In his remarks during a panel discussion at the Nigeria Economic Summit in Abuja, on Monday, the World Bank’s Country Director in Nigeria, Mr. Shubham Chaudhuri, said that the country faced great challenges.
He said: “Crisis like this is often what it takes to bring a nation together to have that consensus within the political, business, government, military, civil society to say, ‘We have to do something that departs from business as usual’.

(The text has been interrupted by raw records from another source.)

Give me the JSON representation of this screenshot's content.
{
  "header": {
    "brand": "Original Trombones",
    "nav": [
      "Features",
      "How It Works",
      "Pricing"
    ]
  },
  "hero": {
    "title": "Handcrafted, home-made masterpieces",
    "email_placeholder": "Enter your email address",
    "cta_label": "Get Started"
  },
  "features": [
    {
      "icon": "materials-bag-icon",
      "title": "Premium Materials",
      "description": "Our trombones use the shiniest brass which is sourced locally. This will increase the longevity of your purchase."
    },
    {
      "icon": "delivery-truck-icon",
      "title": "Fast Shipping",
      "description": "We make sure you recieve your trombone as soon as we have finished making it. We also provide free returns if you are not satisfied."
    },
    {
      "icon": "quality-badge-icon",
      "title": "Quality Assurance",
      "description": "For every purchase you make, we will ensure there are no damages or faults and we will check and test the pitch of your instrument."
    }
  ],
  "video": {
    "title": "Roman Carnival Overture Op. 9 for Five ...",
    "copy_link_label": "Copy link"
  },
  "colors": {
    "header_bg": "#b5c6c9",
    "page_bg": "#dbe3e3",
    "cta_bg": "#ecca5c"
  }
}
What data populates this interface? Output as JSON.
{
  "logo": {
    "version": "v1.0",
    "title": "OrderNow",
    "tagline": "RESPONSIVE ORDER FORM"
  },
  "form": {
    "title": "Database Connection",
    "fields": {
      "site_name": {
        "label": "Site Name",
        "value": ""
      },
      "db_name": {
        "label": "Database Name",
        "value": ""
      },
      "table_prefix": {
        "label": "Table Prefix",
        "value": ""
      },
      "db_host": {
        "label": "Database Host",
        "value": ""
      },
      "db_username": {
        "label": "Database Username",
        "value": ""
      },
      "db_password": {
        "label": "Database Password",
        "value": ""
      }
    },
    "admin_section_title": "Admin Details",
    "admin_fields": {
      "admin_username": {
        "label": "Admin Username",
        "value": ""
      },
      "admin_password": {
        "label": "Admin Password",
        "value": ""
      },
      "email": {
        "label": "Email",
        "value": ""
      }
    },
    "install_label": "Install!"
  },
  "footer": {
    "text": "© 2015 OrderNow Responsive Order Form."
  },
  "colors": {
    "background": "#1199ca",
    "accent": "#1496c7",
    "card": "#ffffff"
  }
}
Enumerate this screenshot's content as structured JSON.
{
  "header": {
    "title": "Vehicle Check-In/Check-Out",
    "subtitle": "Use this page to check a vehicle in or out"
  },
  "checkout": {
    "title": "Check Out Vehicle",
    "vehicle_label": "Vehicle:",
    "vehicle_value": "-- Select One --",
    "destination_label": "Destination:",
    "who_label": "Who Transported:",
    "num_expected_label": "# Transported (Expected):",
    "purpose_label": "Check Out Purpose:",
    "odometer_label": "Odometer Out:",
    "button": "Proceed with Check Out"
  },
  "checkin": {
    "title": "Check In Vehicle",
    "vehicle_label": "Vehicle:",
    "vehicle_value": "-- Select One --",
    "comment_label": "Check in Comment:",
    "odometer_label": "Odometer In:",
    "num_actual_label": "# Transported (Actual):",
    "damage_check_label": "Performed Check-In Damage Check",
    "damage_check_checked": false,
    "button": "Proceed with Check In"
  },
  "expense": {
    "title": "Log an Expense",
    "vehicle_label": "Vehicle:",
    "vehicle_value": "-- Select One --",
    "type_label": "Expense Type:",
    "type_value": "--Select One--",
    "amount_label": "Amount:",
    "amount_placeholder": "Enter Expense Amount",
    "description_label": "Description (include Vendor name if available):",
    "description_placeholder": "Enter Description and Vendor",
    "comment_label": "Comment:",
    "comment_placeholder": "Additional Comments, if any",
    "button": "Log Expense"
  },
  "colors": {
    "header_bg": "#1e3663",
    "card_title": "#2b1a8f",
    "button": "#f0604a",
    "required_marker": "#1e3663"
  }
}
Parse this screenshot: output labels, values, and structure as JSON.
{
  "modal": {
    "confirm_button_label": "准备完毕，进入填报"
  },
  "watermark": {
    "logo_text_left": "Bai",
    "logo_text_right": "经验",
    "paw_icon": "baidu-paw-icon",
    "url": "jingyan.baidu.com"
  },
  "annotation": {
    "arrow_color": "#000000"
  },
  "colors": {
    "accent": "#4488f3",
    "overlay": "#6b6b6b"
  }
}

“And for Nigeria, this is a critical juncture. With the contraction in GDP that could happen this year, Nigeria’s per capita income could be around what it was in 1980— four decades ago.”
Nigeria’s per capita income in 2019 was about $ 2, 230, while in 1980 it was about $874, with an annual growth rate of about 32.03 percent.
The Country Director said, however, that he was “hopeful that given what the government has done, that this crisis will also provide an opportunity for that national consensus.”
Mr. Chaudhuri noted that there had been some form of recovery in the economy, but that it had been quite slow to meet the pressing revenue needs of the nation.
Nigeria still depends largely on oil revenue, which has been negatively affected by the COVID-19, as low global economic activities has continued to keep prices down.
However, earlier at the summit where the World Bank’s representative spoke, the Minister of Finance, Budget and National Planning, Mrs Zainab Ahmed, had said the country will exit the current recession by the first quarter of 2021.
“Nigeria is not alone in this, but I will say that Nigeria has outperformed all of these economies in terms of the record of a negative growth,” Ahmed said.